Scrutiny of source of funds and or source of wealth documents allows you to assess whether your understanding of the source of funds is consistent with your client's/ relevant party's profile and the nature of the transaction. For instance, where a client states that funds will come from regular savings, supporting evidence such as bank statements showing consistent salary or rental income being used for savings can confirm this claim. Conversely, an absence of such patterns may warrant further enquiries.

To support fee earners, we have developed a source of funds and source of wealth form to assist with scrutinising the source of funds and wealth. It is designed to assist in the assessment and recording of relevant information when working on a file and to ensure ongoing monitoring of the source of funds is carried out.

Case study two – conveyancing purchase

In an AML desk-based review conducted in October 2023 by the AML Proactive Supervision team, source of funds concerns was identified on four files. The files concerned conveyancing purchase matters.

On two of the files, evidence of source of funds obtained, namely bank statements showed that the clients did not have sufficient funds in their bank accounts to complete the transaction. For example, on one file the client contributed £25,000 towards the transaction. However, the evidence of source of funds showed that the client had a balance of £500 in their bank account five months before the transaction completed.

A third file concerned the cash purchase of a property by two individuals living abroad. The firm provided bank statements which showed that £65,000 was paid into the client's UK bank from abroad along with a cheque for £115,279.87. The source of the cheque was unclear. No enquiries had been made by the firm as to the source of any of these funds.

On the fourth file, the client's parent provided a gift of £29,500 towards the deposit. While the firm obtained a bank statement showing the parent had sufficient funds, it did not enquire about the origin of the funds.

The matter was referred to the AML Investigation team for formal investigation. The firm was invited to explain why, in those cases, source of funds checks was not considered necessary.

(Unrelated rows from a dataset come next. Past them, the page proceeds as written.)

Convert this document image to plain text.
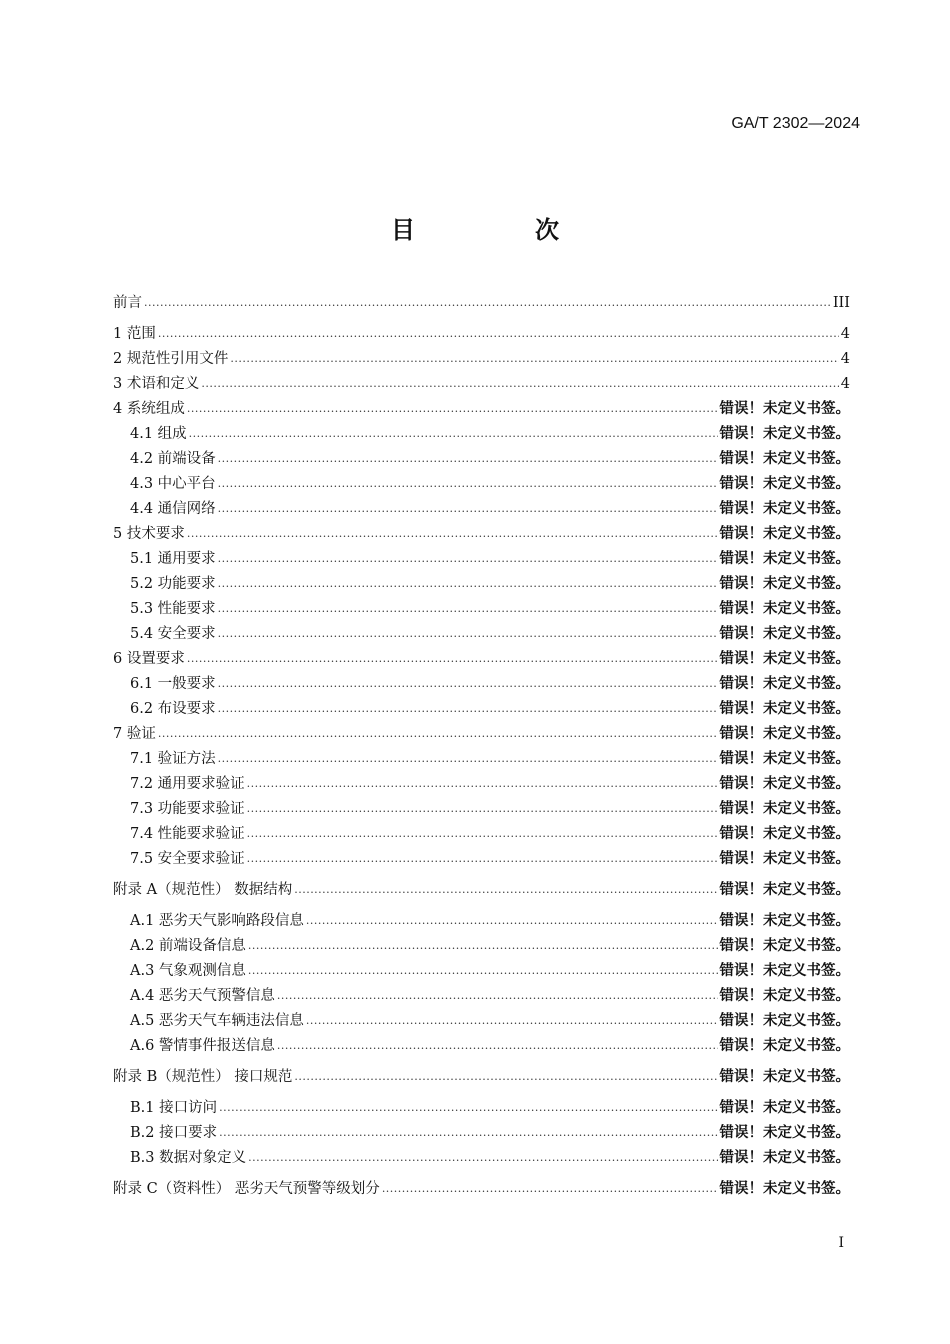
GA/T 2302—2024
目　次
前言 .....	III
1 范围 .....	4
2 规范性引用文件 .....	4
3 术语和定义 .....	4
4 系统组成 .....	错误！未定义书签。
4.1 组成 .....	错误！未定义书签。
4.2 前端设备 .....	错误！未定义书签。
4.3 中心平台 .....	错误！未定义书签。
4.4 通信网络 .....	错误！未定义书签。
5 技术要求 .....	错误！未定义书签。
5.1 通用要求 .....	错误！未定义书签。
5.2 功能要求 .....	错误！未定义书签。
5.3 性能要求 .....	错误！未定义书签。
5.4 安全要求 .....	错误！未定义书签。
6 设置要求 .....	错误！未定义书签。
6.1 一般要求 .....	错误！未定义书签。
6.2 布设要求 .....	错误！未定义书签。
7 验证 .....	错误！未定义书签。
7.1 验证方法 .....	错误！未定义书签。
7.2 通用要求验证 .....	错误！未定义书签。
7.3 功能要求验证 .....	错误！未定义书签。
7.4 性能要求验证 .....	错误！未定义书签。
7.5 安全要求验证 .....	错误！未定义书签。
附录 A（规范性） 数据结构 .....	错误！未定义书签。
A.1 恶劣天气影响路段信息 .....	错误！未定义书签。
A.2 前端设备信息 .....	错误！未定义书签。
A.3 气象观测信息 .....	错误！未定义书签。
A.4 恶劣天气预警信息 .....	错误！未定义书签。
A.5 恶劣天气车辆违法信息 .....	错误！未定义书签。
A.6 警情事件报送信息 .....	错误！未定义书签。
附录 B（规范性） 接口规范 .....	错误！未定义书签。
B.1 接口访问 .....	错误！未定义书签。
B.2 接口要求 .....	错误！未定义书签。
B.3 数据对象定义 .....	错误！未定义书签。
附录 C（资料性） 恶劣天气预警等级划分 .....	错误！未定义书签。
I
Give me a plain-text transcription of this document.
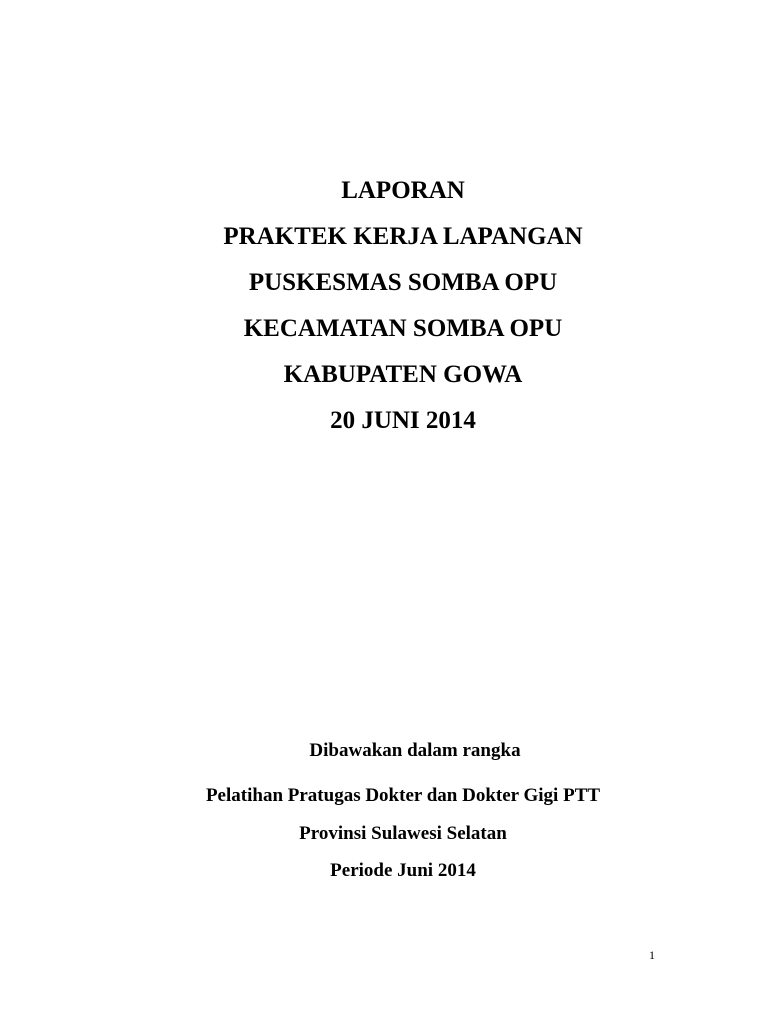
LAPORAN

PRAKTEK KERJA LAPANGAN

PUSKESMAS SOMBA OPU

KECAMATAN SOMBA OPU

KABUPATEN GOWA

20 JUNI 2014

Dibawakan dalam rangka

Pelatihan Pratugas Dokter dan Dokter Gigi PTT

Provinsi Sulawesi Selatan

Periode Juni 2014

1
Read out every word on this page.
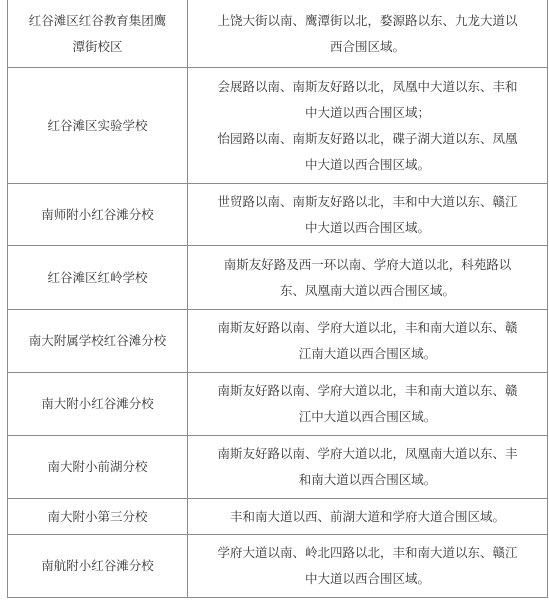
红谷滩区红谷教育集团鹰
潭街校区
上饶大街以南、鹰潭街以北，婺源路以东、九龙大道以
西合围区域。
红谷滩区实验学校
会展路以南、南斯友好路以北，凤凰中大道以东、丰和
中大道以西合围区域；
怡园路以南、南斯友好路以北，碟子湖大道以东、凤凰
中大道以西合围区域。
南师附小红谷滩分校
世贸路以南、南斯友好路以北，丰和中大道以东、赣江
中大道以西合围区域。
红谷滩区红岭学校
南斯友好路及西一环以南、学府大道以北，科苑路以
东、凤凰南大道以西合围区域。
南大附属学校红谷滩分校
南斯友好路以南、学府大道以北，丰和南大道以东、赣
江南大道以西合围区域。
南大附小红谷滩分校
南斯友好路以南、学府大道以北，丰和南大道以东、赣
江中大道以西合围区域。
南大附小前湖分校
南斯友好路以南、学府大道以北，凤凰南大道以东、丰
和南大道以西合围区域。
南大附小第三分校	丰和南大道以西、前湖大道和学府大道合围区域。
南航附小红谷滩分校
学府大道以南、岭北四路以北，丰和南大道以东、赣江
中大道以西合围区域。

In response, the firm suggested that individuals at the firm had longstanding relationships with two of the clients and that the funds came from UK banks in all transactions.

The AML Investigation team found that insufficient source of funds checks had been carried out on the four files.

The firm provided three additional files to the AML Investigation Officer to demonstrate the new measures the firm had put in place following its engagement with the AML Proactive Supervision team. The AML Investigation Officer found that one of the three files did not have sufficient source of funds checks.

The case was heard before SRA Adjudicators in January 2025. The Adjudicators decided that the firm had failed to ensure that adequate measures were taken to establish the source of funds, contrary to Regulation 28(11)(a) of the MLR 2017 in the matters set out above.

The Adjudicators concluded that ‘it is imperative in each case that the firm is able to demonstrate the source of all the funds in order to guard against exploitation for money laundering and terrorist financing'.

What we expect

Given that all the transactions were conveyancing matters and some involving high risk factors as set out in our sectoral risk assessment such as cash, funds from abroad and third-party funds, we would have expected further scrutiny on the source of funds in these matters.

Further, there is no provision in the MLR 2017 for waiving the requirement to check source of funds because of longstanding personal or professional relationships or where funds come from a UK bank.